Rain or Shine is a musical in two acts with music by Milton Ager and Owen Murphy, lyrics by Jack Yellen, and a book by James Gleason and Maurice Marks. Set in Higginstown, Rhode Island, the musical takes place within a circus and features a variety of circus acts in addition to the typical song and dance numbers from a musical of its time period. It was one of several hit Broadway musicals in 1928.

==Performance history==
Rain or Shine was staged on at George M. Cohan's Theatre where it premiered on February 9, 1928. It ran at that theatre for 356 performances; closing on December 15, 1928. It was written as a starring vehicle for comedian Joe Cook who portrayed the central character of Smiley Johnson. Other actors in leading roles included Nancy Welford as Mary Wheeler, Warren Hull as Jack Wayne, Janet Velie as Mrs. Patricia Conway, and Helen Lynd as Frankie Shultz.
==Musical numbers==

- Act I
- "Circus Days"
- "Glad Tidings"—Mary Wheeler, Jack Wayne
- "The Parade"
- "Circus Days" (reprise)
- "So Would I"—Smiley Johnson
- "Add a Little Wiggle"—Frankie Shultz
- "Rain or Shine"—Mary Wheeler, Jack Wayne
- "Laugh, Clown, Laugh"
- "Recitation"—Jack Wayne
- "Ballet"
- "Oh, Baby"
- "The Roustabout Song"—Jack Wayne
- "Hey, Rube"

- Act II
- "Falling Star"—Mrs.
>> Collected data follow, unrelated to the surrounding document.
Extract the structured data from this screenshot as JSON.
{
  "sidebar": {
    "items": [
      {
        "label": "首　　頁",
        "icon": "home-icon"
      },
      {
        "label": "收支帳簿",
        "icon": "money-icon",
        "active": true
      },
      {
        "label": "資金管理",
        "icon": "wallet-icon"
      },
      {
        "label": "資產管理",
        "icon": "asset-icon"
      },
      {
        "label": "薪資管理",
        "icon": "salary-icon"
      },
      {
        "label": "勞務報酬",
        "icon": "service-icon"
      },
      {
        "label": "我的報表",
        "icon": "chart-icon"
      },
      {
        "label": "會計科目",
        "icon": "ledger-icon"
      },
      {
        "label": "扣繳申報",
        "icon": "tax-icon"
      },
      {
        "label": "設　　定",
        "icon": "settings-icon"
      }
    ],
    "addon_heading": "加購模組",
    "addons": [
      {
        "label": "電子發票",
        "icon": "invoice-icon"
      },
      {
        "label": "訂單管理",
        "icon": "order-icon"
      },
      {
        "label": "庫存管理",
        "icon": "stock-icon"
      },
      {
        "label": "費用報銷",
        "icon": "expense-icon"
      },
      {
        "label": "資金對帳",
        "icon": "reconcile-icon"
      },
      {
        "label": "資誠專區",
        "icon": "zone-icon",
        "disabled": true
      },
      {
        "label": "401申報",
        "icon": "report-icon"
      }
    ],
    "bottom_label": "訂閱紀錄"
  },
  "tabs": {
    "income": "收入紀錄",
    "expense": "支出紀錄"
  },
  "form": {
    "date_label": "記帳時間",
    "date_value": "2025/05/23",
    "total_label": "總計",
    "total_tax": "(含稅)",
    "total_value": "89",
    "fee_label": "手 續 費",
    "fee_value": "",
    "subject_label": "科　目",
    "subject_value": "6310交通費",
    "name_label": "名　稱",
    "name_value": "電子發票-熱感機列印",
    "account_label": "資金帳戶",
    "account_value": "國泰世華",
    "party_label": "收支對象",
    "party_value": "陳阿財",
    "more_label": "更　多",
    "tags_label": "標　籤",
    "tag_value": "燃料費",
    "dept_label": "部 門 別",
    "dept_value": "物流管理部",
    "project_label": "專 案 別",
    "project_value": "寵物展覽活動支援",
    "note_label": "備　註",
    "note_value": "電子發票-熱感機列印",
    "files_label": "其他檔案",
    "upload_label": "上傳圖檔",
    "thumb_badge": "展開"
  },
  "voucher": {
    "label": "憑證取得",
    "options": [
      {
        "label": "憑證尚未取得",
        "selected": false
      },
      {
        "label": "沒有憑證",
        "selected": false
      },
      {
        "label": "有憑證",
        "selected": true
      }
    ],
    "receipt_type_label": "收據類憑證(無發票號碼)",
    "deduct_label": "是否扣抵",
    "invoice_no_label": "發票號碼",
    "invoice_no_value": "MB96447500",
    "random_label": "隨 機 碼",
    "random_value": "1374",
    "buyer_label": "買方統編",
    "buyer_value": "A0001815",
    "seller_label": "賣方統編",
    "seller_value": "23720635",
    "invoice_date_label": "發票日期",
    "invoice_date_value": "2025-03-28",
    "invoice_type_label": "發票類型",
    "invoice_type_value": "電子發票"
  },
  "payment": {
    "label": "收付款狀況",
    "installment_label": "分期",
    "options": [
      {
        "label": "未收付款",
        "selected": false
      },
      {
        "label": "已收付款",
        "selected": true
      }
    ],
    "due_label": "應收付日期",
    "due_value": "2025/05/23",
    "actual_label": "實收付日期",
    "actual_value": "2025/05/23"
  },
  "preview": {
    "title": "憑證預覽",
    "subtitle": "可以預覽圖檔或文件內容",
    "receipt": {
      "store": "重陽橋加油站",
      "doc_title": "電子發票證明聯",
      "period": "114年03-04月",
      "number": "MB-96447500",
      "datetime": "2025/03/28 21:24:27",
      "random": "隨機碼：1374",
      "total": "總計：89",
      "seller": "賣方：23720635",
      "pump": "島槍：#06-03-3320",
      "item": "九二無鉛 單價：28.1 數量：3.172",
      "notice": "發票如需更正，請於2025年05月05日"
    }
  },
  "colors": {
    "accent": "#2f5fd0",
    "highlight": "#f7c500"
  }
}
Patricia Conway
- "Feelin' Good"—Frankie Shultz
- "Forever and Ever"—Jack Wayne, Mary Wheeler
- "Who's Gonna Get You?"—Mary Wheeler
- "Acrobatic Dance"
- "Stair Dance"
- "Hand Drill"
- "Elephant Trainers"
- "The Clown Dance"

==Film adaptation==
It was made into a film of the same name in 1930 by Frank Capra starring Cook, however, none of the songs were performed in the film. The song, "Rain or Shine" is included as background music.